Questo mondo non mi piace. Me ne torno in quarantena!

Quasi tre mesi in quarantena. Me lo hanno raccomandato: “Le persone che hanno piú di sessant’anni é bene non escano di casa fino a che il virus non sia scomparso totalmente dalla circolazione”.
L’isolamento non mi pesa, per essere sinceri. Mi alzo “ed é subito sera”, come diceva il poeta.
Ho la fortuna di poter lavorare in casa e, quando non ho qualcosa da fare, me lo invento.
Peró, dopo 3 mesi, mi sono detto che il mio vecchio corpo ha bisogno di un minimo di movimento, che il mio autoisolamento forzato puó avere una pausa, soprattutto perché il portavoce del Governo ha annunciato che siamo giá passati alla fase 2, che insomma il virus, con i debiti accorgimenti, ormai non dovrebbe spaventare piú di tanto.
Cosí indosso la mia mascherina tricolore, gentile omaggio del MIRE e del suo presidente Odoguardi, e metto il naso fuori dalla porta.
I tre cani del vicino decidono di accompagnarmi nella passeggiata e mi anticipano sul portone.
Passa un motoconcho con la mascherina abbassata. Camminando comincio ad avvicinarmi al centro. Non sono abituato al tappabocca, non respiro bene e ho paura che gli elastici, muovendosi, possano farmi cadere gli occhiali a terra.
Molta gente non mantiene le distanze, peró sono quasi tutti mascherati.
Per entrare al supermercato debbo fare la fila fuori, stesso discorso per andare in banca.

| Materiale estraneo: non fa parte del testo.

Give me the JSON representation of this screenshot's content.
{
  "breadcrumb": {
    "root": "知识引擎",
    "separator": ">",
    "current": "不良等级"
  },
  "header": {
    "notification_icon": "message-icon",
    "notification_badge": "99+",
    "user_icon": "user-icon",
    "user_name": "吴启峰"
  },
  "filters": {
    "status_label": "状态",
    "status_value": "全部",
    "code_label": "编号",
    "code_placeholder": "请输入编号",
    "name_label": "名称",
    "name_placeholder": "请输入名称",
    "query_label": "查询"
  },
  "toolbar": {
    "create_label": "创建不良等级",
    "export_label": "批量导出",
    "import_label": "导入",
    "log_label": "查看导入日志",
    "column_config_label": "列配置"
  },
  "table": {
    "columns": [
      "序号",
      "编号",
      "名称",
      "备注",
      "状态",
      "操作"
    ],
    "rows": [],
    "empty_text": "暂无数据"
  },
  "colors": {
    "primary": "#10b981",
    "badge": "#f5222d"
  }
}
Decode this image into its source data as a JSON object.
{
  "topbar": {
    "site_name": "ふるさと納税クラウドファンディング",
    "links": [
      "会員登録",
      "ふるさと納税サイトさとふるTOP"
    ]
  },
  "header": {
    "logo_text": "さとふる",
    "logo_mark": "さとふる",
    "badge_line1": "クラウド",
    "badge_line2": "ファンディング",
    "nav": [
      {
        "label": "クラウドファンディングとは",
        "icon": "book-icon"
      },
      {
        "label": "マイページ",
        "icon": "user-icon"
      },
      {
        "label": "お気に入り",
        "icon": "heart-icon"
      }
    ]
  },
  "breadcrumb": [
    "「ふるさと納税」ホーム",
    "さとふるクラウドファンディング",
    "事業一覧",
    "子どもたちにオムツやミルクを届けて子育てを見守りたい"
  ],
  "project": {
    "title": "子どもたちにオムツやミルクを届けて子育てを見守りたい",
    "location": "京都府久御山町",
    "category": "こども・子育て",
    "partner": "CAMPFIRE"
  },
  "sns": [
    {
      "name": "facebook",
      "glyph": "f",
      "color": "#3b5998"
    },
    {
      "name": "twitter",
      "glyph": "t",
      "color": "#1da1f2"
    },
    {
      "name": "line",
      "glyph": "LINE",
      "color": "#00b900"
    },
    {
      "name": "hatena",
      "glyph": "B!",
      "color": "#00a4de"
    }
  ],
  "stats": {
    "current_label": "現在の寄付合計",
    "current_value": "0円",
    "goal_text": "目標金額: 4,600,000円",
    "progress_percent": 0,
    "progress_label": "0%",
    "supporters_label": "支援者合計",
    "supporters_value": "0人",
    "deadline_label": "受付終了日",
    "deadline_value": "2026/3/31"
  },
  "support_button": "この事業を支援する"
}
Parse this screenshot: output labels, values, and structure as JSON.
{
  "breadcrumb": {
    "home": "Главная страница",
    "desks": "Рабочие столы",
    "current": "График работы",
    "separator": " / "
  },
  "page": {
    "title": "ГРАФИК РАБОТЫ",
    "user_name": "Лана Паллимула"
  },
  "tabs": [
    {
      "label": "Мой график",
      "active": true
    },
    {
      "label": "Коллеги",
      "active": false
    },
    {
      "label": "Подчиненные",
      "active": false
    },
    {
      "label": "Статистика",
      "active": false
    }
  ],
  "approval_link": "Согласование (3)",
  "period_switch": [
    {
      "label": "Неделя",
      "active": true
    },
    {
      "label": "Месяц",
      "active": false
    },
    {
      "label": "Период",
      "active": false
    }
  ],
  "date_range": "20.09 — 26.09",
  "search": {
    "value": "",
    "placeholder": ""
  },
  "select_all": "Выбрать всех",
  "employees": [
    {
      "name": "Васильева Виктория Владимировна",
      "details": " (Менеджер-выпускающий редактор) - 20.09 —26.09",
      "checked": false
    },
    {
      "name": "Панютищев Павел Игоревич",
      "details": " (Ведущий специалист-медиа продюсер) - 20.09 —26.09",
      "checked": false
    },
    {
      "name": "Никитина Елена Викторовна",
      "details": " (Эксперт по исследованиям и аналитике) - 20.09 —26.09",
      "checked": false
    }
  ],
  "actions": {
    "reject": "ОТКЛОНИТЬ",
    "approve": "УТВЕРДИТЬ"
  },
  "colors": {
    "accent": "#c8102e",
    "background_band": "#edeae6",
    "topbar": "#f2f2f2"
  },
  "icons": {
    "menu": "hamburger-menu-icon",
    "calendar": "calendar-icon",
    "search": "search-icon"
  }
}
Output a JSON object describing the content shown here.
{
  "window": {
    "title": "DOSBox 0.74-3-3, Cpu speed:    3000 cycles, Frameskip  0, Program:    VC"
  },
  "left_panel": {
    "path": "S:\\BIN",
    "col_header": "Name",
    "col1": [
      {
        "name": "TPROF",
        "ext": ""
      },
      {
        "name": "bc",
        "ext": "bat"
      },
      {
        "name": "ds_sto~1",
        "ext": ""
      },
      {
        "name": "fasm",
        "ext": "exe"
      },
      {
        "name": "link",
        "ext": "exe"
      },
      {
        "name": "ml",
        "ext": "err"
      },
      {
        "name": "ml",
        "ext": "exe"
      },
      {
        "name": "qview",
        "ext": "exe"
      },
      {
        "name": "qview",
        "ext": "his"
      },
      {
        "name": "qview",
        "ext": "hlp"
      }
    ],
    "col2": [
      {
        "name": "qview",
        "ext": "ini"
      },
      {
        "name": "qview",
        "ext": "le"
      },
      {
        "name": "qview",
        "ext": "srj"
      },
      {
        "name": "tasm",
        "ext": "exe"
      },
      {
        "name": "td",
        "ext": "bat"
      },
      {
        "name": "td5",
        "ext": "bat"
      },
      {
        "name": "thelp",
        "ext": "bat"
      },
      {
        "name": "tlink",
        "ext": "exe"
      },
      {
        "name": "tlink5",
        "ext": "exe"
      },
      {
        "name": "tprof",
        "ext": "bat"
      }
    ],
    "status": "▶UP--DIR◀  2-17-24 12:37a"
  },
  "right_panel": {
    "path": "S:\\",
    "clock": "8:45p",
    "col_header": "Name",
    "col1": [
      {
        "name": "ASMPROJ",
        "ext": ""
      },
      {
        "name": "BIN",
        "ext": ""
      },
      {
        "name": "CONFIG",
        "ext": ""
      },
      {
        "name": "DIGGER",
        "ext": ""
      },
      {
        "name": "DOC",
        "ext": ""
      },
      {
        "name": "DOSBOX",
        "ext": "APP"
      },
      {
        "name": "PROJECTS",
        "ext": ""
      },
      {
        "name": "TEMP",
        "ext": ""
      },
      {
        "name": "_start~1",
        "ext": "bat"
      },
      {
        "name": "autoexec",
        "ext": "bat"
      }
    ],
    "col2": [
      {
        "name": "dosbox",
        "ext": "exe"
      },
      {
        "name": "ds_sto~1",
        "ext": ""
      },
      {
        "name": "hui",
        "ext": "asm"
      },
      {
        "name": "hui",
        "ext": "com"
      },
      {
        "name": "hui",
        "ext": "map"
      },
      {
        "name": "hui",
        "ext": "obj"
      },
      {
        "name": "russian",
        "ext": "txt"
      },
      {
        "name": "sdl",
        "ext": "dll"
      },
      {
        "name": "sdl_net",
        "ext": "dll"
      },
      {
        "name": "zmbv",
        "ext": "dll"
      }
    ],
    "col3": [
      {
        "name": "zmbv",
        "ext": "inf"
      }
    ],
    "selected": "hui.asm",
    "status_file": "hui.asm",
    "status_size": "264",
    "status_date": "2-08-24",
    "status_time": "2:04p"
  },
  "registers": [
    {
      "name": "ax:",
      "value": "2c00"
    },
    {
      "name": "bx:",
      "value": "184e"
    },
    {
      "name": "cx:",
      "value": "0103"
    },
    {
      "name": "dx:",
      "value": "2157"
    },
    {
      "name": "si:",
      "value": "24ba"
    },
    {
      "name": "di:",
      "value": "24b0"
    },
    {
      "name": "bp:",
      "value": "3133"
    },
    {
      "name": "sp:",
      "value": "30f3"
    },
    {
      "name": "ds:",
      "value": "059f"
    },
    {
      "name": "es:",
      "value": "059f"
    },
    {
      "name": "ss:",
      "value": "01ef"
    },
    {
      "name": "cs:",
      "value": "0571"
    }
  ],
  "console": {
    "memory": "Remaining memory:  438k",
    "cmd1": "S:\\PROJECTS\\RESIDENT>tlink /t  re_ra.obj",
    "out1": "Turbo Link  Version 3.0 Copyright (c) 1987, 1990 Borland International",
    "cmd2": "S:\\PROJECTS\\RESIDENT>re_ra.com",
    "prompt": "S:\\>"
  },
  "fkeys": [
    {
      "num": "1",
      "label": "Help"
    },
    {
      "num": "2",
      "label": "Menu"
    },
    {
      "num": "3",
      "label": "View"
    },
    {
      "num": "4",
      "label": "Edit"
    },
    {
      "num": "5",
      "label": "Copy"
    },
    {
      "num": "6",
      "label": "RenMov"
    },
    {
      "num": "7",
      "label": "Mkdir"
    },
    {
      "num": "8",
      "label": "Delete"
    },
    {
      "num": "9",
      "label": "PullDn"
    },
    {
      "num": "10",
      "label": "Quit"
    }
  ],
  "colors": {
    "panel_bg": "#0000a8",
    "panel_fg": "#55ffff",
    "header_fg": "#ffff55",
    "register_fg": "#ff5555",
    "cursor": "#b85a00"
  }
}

I prezzi sono aumentati, il dollaro é a quota 60 pesos, 10 pesos in piú in sole poche settimane.
Il trasporto pubblico per la capitale doveva iniziare ieri peró sembra che non sia stato cosí. Caricare solo la metá dei passeggeri, come detta il Governo, non sarebbe conveniente e il sindacato ha chiesto l’aiuto dello Stato che, secondo lui, dovrebbe pagare per i sedili vuoti. Almeno fino a sabato, poi si deciderá.
Stento a riconoscere amici e conoscenti, tutti rigorosamente con bocca e naso tappati.
Entro in banca. Se solo qualche mese fa qualcuno mi avesse detto che vi sarei andato con il volto mascherato lo avrei preso per un pazzo. Debbo togliermi i miei occhiali scuri da sole, ma non assolutamente la mascherina.
Mi consigliano di preferire il pagamento con carta di credito all’effettivo perché le banconote possono veicolare il virus.
Il negozio degli strumenti musicali del mio amico Luis non mi ha ancora fatto avere le corde di ricambio della mia chitarra. Con il virus non sono arrivate, mi dice. Rischio di suonare con qualche corda in meno.
Il mondo, tre mesi dopo, non mi piace.
Torno sui miei passi. Mi rimetto in quarantena, aspettando che tutto torni come prima.